Another Guardian report was about TikTok going berserk over Shein recently whacking a Zara design. While the newspaper waxed eloquent about how Shein is a serial offender and why it keeps getting away, it just as diligently has failed to report on how Inditex has been hounding a one-woman store in the US only because the name Tara sounds similar to Zara.
The truth is that Shein has beaten the giants of the Western world at their own game. It has left Amazon behind in numbers and reach, it has turned the Zara-H&M tables upside down. It acts as pricey for the media as Amazon has historically had in building that mystic aura. And now, Shein's marketing messages are laced with the same politically-correct terms as in vogue in the West.
So, how did it come to this?
Much has been documented about the environmental and social side-effects of fast fashion.

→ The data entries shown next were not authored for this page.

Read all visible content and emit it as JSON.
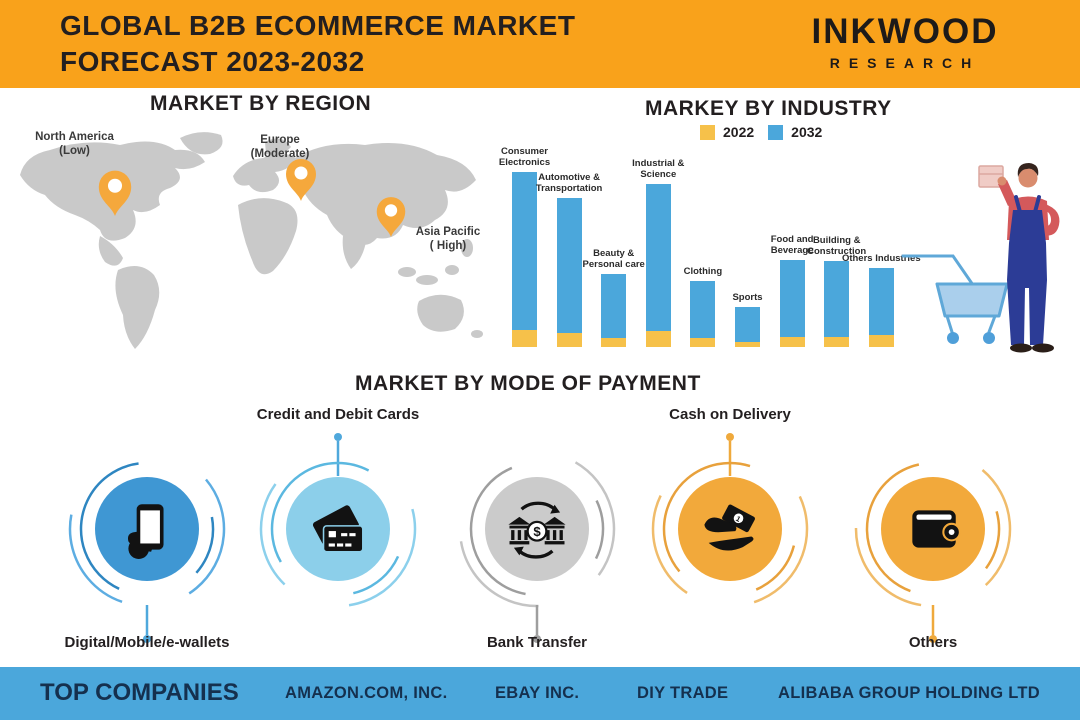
{
  "header": {
    "title_line1": "GLOBAL B2B ECOMMERCE MARKET",
    "title_line2": "FORECAST 2023-2032",
    "logo_line1": "INKWOOD",
    "logo_line2": "RESEARCH"
  },
  "region_section": {
    "heading": "MARKET BY REGION",
    "regions": [
      {
        "name": "North America",
        "level": "(Low)"
      },
      {
        "name": "Europe",
        "level": "(Moderate)"
      },
      {
        "name": "Asia Pacific",
        "level": "( High)"
      }
    ]
  },
  "industry_section": {
    "heading": "MARKEY BY INDUSTRY",
    "legend": [
      {
        "label": "2022",
        "color": "#F6C14A"
      },
      {
        "label": "2032",
        "color": "#4BA7DB"
      }
    ]
  },
  "chart_data": {
    "type": "bar",
    "stacked": true,
    "title": "MARKEY BY INDUSTRY",
    "categories": [
      "Consumer Electronics",
      "Automotive & Transportation",
      "Beauty & Personal care",
      "Industrial & Science",
      "Clothing",
      "Sports",
      "Food and Beverage",
      "Building & Construction",
      "Others Industries"
    ],
    "series": [
      {
        "name": "2022",
        "color": "#F6C14A",
        "values": [
          10,
          8,
          5,
          9,
          5,
          3,
          6,
          6,
          7
        ]
      },
      {
        "name": "2032",
        "color": "#4BA7DB",
        "values": [
          90,
          77,
          37,
          84,
          33,
          20,
          44,
          43,
          38
        ]
      }
    ],
    "xlabel": "",
    "ylabel": "",
    "ylim": [
      0,
      100
    ],
    "grid": false,
    "legend_position": "top"
  },
  "payment_section": {
    "heading": "MARKET BY MODE OF PAYMENT",
    "items": [
      {
        "label": "Digital/Mobile/e-wallets",
        "icon": "mobile-wallet-icon",
        "color": "#3F97D3",
        "label_position": "below"
      },
      {
        "label": "Credit and Debit Cards",
        "icon": "credit-card-icon",
        "color": "#8CCFEA",
        "label_position": "above"
      },
      {
        "label": "Bank Transfer",
        "icon": "bank-transfer-icon",
        "color": "#CBCBCB",
        "label_position": "below"
      },
      {
        "label": "Cash on Delivery",
        "icon": "cash-hand-icon",
        "color": "#F2A93B",
        "label_position": "above"
      },
      {
        "label": "Others",
        "icon": "wallet-icon",
        "color": "#F2A93B",
        "label_position": "below"
      }
    ]
  },
  "footer": {
    "heading": "TOP COMPANIES",
    "companies": [
      "AMAZON.COM, INC.",
      "EBAY INC.",
      "DIY TRADE",
      "ALIBABA GROUP HOLDING LTD"
    ]
  },
  "colors": {
    "header_orange": "#F9A21B",
    "pin_orange": "#F5A83C",
    "map_gray": "#C9C9C9",
    "bar_yellow": "#F6C14A",
    "bar_blue": "#4BA7DB",
    "footer_blue": "#4BA7DB",
    "footer_text_navy": "#15304E"
  }
}
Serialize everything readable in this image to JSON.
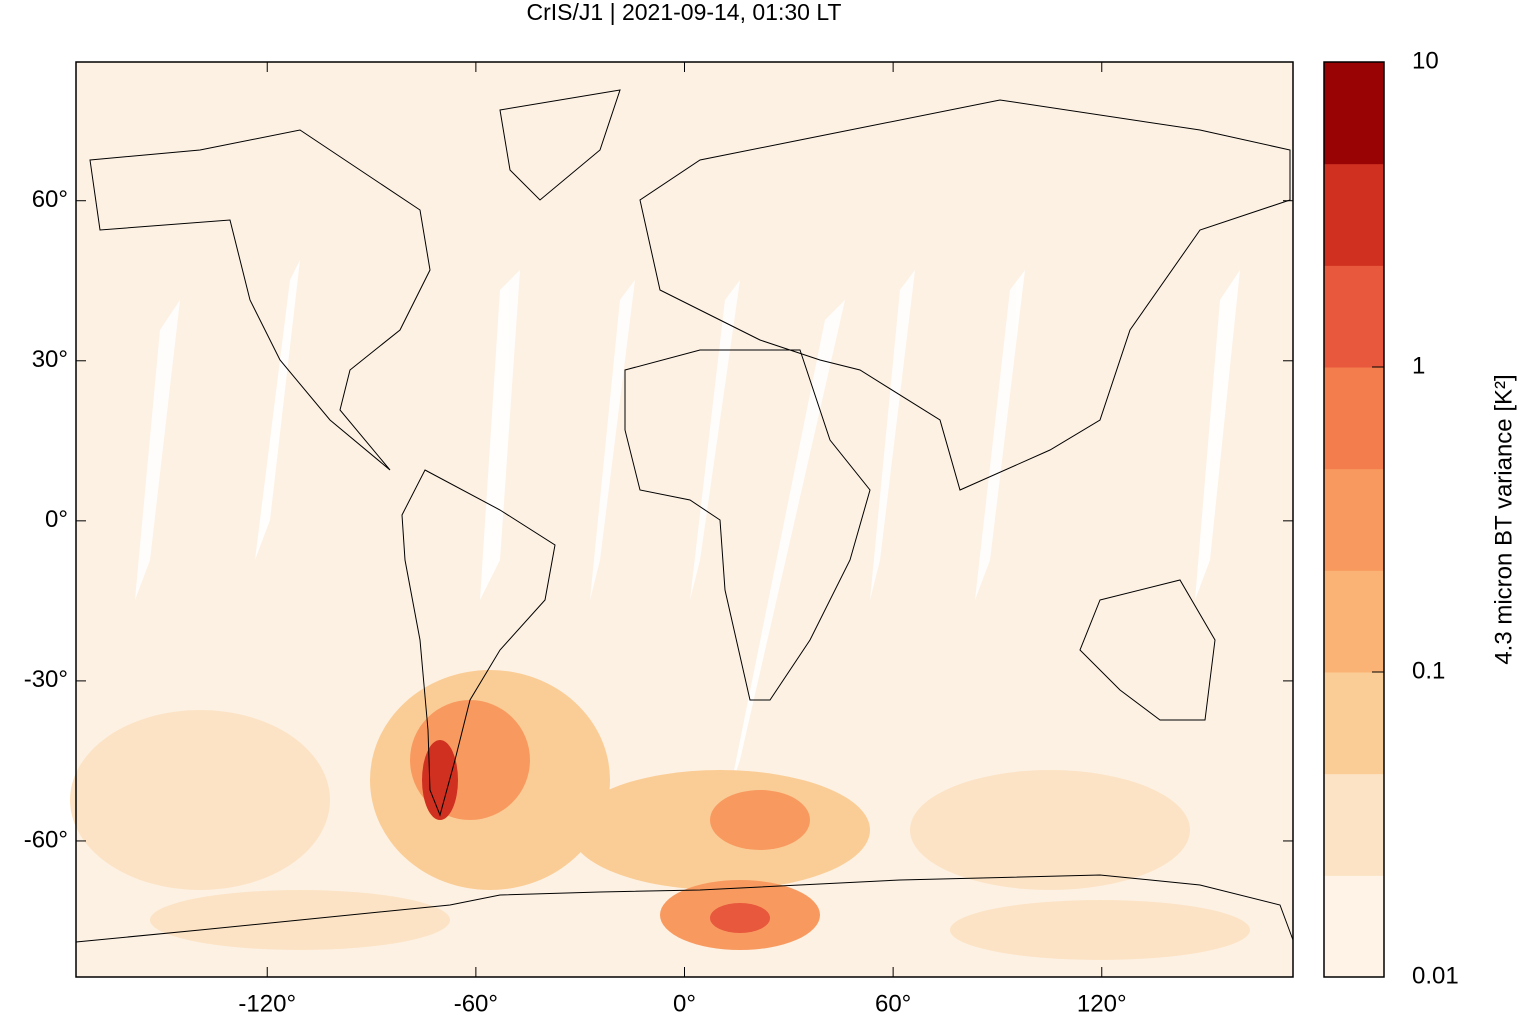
{
  "chart_data": {
    "type": "map",
    "title": "CrIS/J1 | 2021-09-14, 01:30 LT",
    "xlim": [
      -175,
      175
    ],
    "ylim": [
      -85.5,
      86
    ],
    "xticks": [
      {
        "value": -120,
        "label": "-120°"
      },
      {
        "value": -60,
        "label": "-60°"
      },
      {
        "value": 0,
        "label": "0°"
      },
      {
        "value": 60,
        "label": "60°"
      },
      {
        "value": 120,
        "label": "120°"
      }
    ],
    "yticks": [
      {
        "value": -60,
        "label": "-60°"
      },
      {
        "value": -30,
        "label": "-30°"
      },
      {
        "value": 0,
        "label": "0°"
      },
      {
        "value": 30,
        "label": "30°"
      },
      {
        "value": 60,
        "label": "60°"
      }
    ],
    "colorbar": {
      "label": "4.3 micron BT variance [K²]",
      "log": true,
      "lim": [
        0.01,
        10
      ],
      "ticks": [
        0.01,
        0.1,
        1,
        10
      ],
      "colors": [
        "#fef3e6",
        "#fce3c5",
        "#fbcd96",
        "#fab275",
        "#f89a60",
        "#f37d4c",
        "#e8583c",
        "#cf3020",
        "#9a0303"
      ]
    }
  }
}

Yet, at a time when countless surveys in Western countries keep parroting about how deeply people (especially the young) care about sustainability and how much they are concerned about climate change, the phenomenal success of Shein belies all those surveys and the numbers.
The Shein story should also be a wake-up call: that the campaign against fast fashion is simply not working. Campaigns that are patronising in approach do not work, and neither do those that rest the blame squarely on ordinary people with that sniggering ultimatum: you are with us or against us. The same Bush-ist logic of 2001 which has kept the world cleaved asunder ever since.
If you want mass campaigns to work, you need to have people on your side. Dissing people boomerangs, but humility can work.